On the inside cover of my edition of Alice Munro’s The Love of a Good Woman, there is the following line of text: “Alice Munro has asserted his right under the Copyright, Designs, and Patents Act.”
His right. Blink and you miss it. It’s a fitting reminder of Munro’s fictional world – the first sixty years of the Ontarian twentieth century – in which men are, almost unthinkingly, the only people with public status and legal authority.
Now Munro has become the thirteenth women to win the Nobel Prize for Literature in the 112 years since the award was established. Her fictional world was not, after all, fanciful. (Seven of those thirteen women have won since 1991, but still.)
I fell in love with Munro this summer, devouring dozens of her stories. (She has never written a novel, properly speaking.) She is the bard of southern Ontario, where I’m from, and if you know southern Ontario you’ll understand what a hard place it is to be a bard for. Before the province became a haven for immigrants in the sixties, it was an arid, intolerant, joyless place, a land of King Billy-worshipping Orange Lodgers—Presbyterian, in a word.
Munro watched this drab landscape with a falcon’s eye – minutely, but from afar – and saw in it the universal: the longing for wider horizons, the inopportune times that wounds choose to resurface, the chaos wrought by sex, the uncomfortable knotting of dependence and resentment at the heart of filial love.

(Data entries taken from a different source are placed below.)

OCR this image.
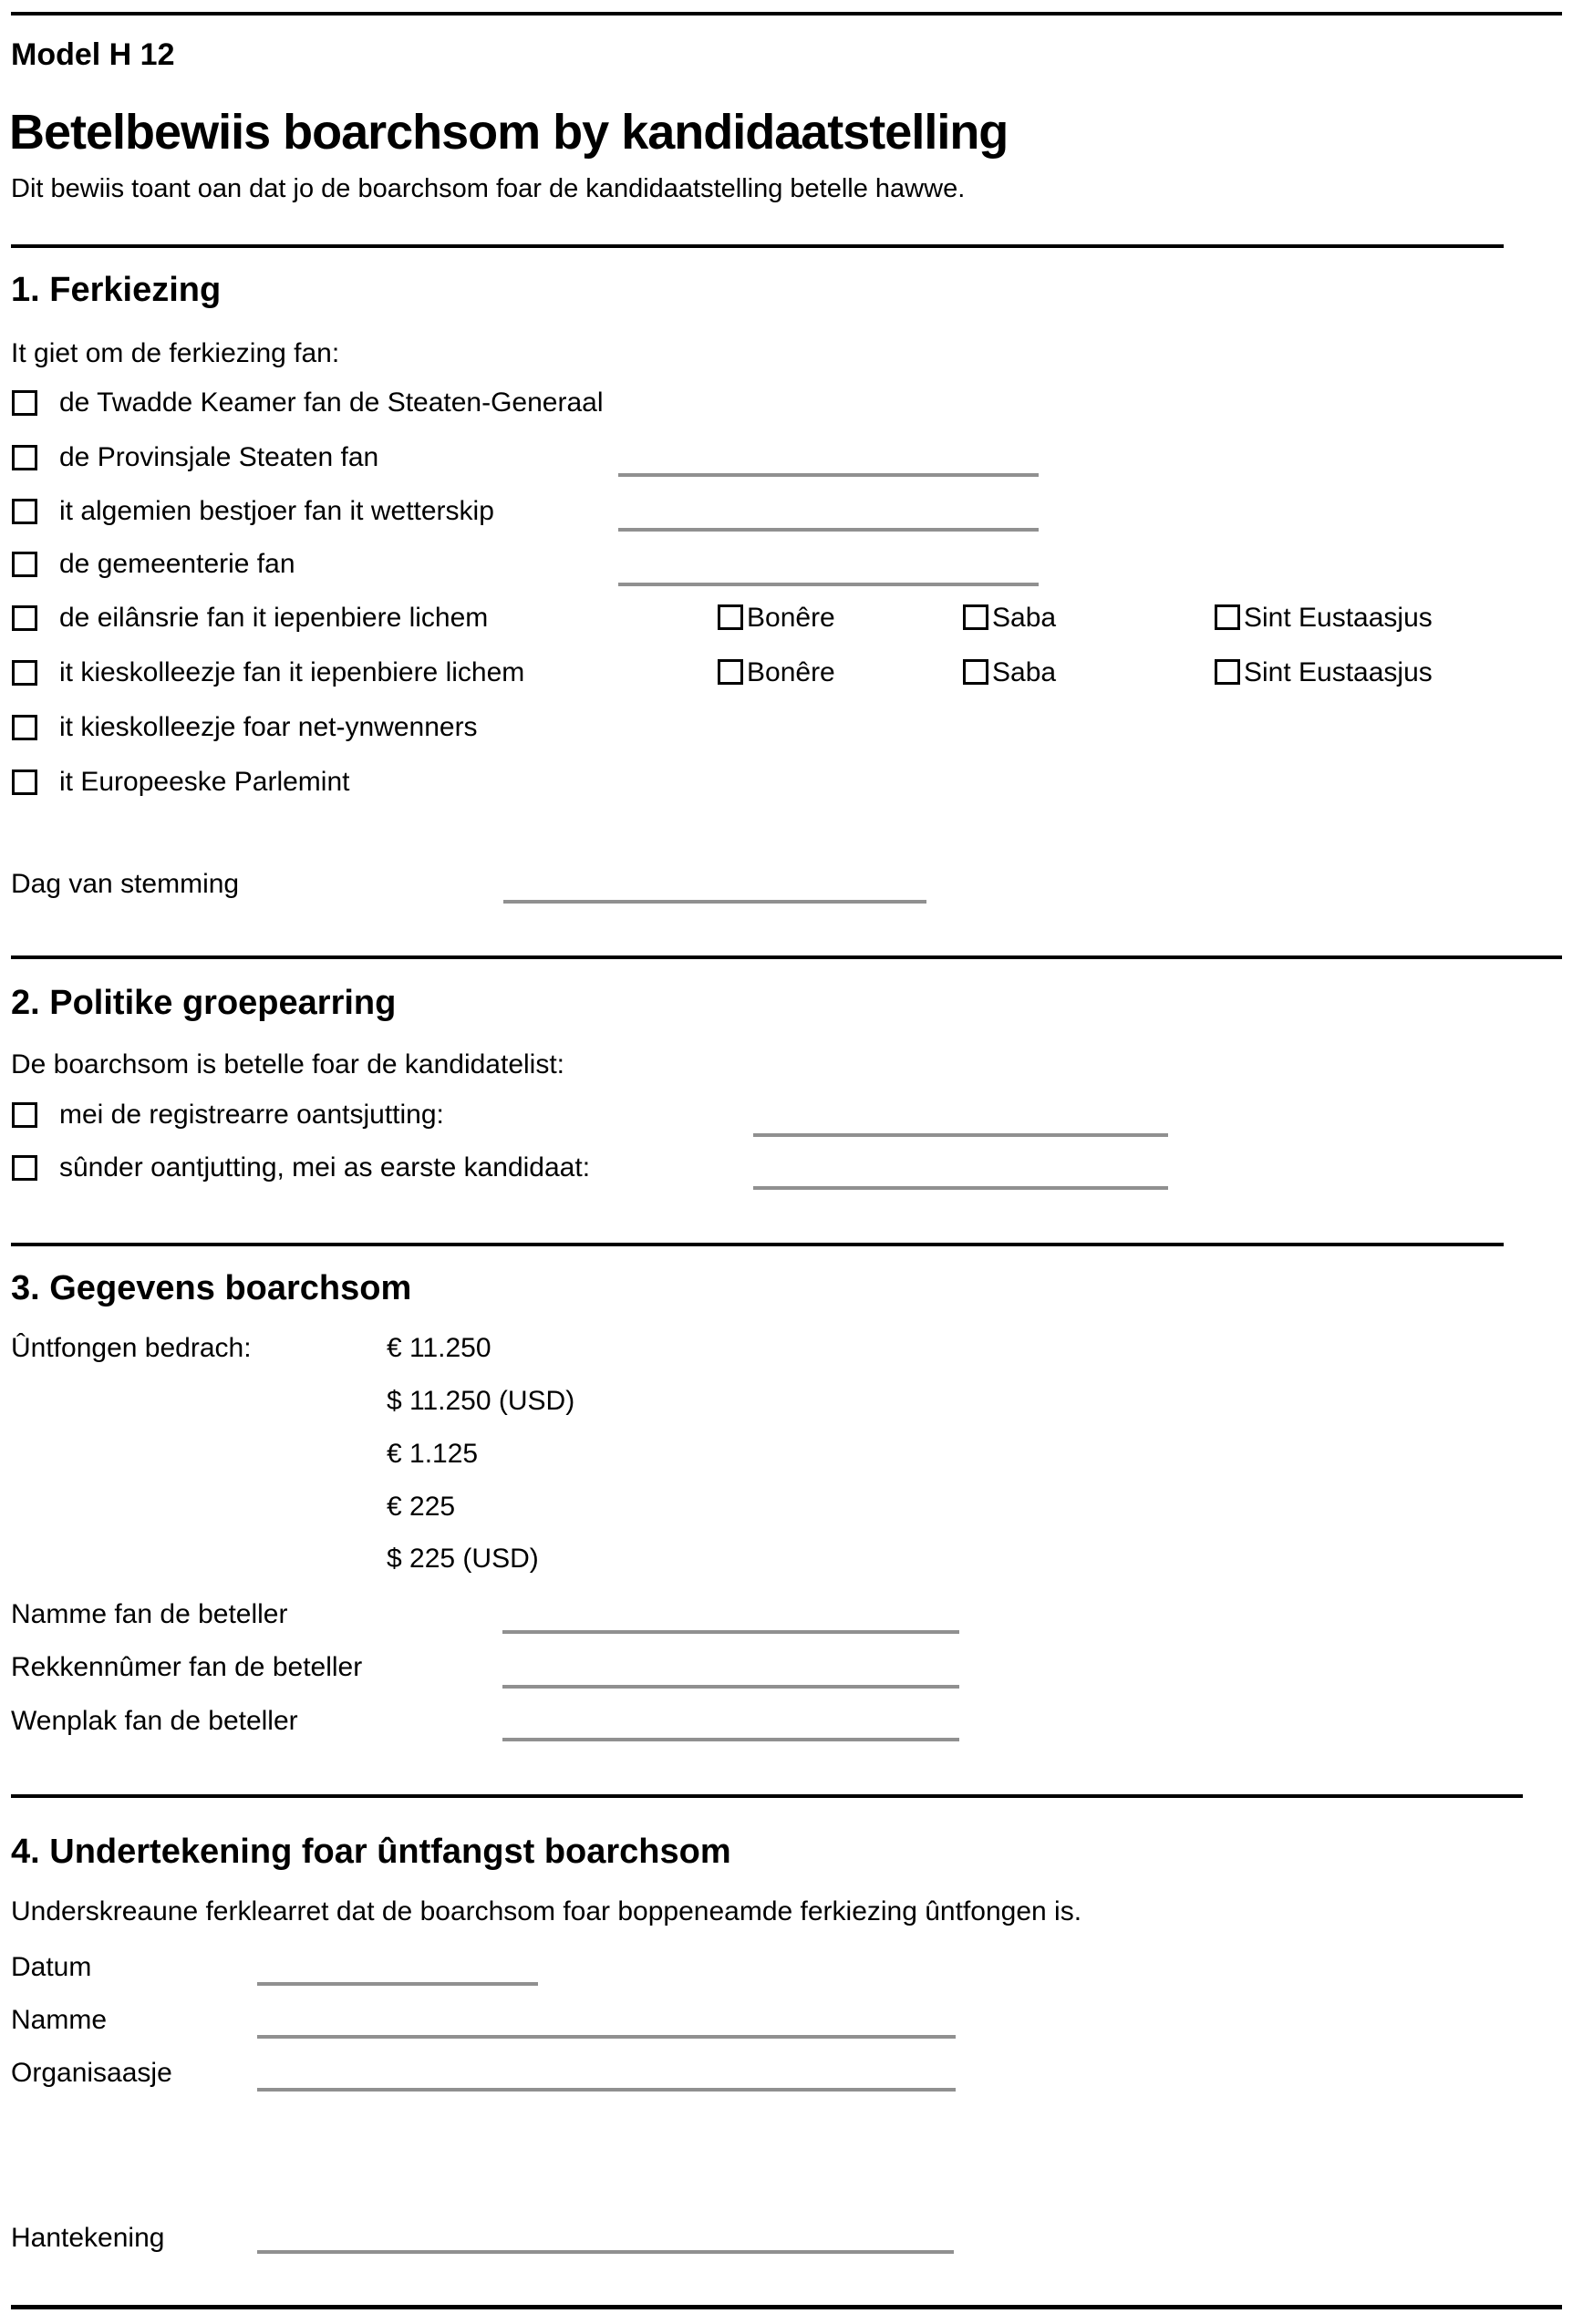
Model H 12
Betelbewiis boarchsom by kandidaatstelling
Dit bewiis toant oan dat jo de boarchsom foar de kandidaatstelling betelle hawwe.
1. Ferkiezing
It giet om de ferkiezing fan:
de Twadde Keamer fan de Steaten-Generaal
de Provinsjale Steaten fan
it algemien bestjoer fan it wetterskip
de gemeenterie fan
de eilânsrie fan it iepenbiere lichem	Bonêre	Saba	Sint Eustaasjus
it kieskolleezje fan it iepenbiere lichem	Bonêre	Saba	Sint Eustaasjus
it kieskolleezje foar net-ynwenners
it Europeeske Parlemint
Dag van stemming
2. Politike groepearring
De boarchsom is betelle foar de kandidatelist:
mei de registrearre oantsjutting:
sûnder oantjutting, mei as earste kandidaat:
3. Gegevens boarchsom
Ûntfongen bedrach:	€ 11.250
$ 11.250 (USD)
€ 1.125
€ 225
$ 225 (USD)
Namme fan de beteller
Rekkennûmer fan de beteller
Wenplak fan de beteller
4. Undertekening foar ûntfangst boarchsom
Underskreaune ferklearret dat de boarchsom foar boppeneamde ferkiezing ûntfongen is.
Datum
Namme
Organisaasje
Hantekening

Christian Lorentzen wrote an attack on Munro in the London Review of Books this summer, right around the time when my infatuation with her was burrowing deepest, that still seems breathtakingly inane. He charged her with parochialism, writing, “Ordinary people turn out to live in a rural corner of Ontario between Toronto and Lake Huron, and to be white, Christian, prudish and dangling on a class rung somewhere between genteel poverty and middle-class comfort.” About how many great writers could you formulate that sentence? Replace Ontario with New Jersey, Mississippi, or Nigeria and you have Roth, Faulkner, and Achebe. Munro writes what she knows.
She is rightly celebrated as a feminist author, but it was always her depiction of the moral universe of southwestern Ontario, the world of my great-grandparents, that impressed me most. It can be a claustrophobic world—it certainly was for her protagonists, often teenage simulacrums of herself. But in Munro's hands, that world finds meaning beyond itself.
Once you’ve read a Munro story, it’s hard to limit yourself to just one.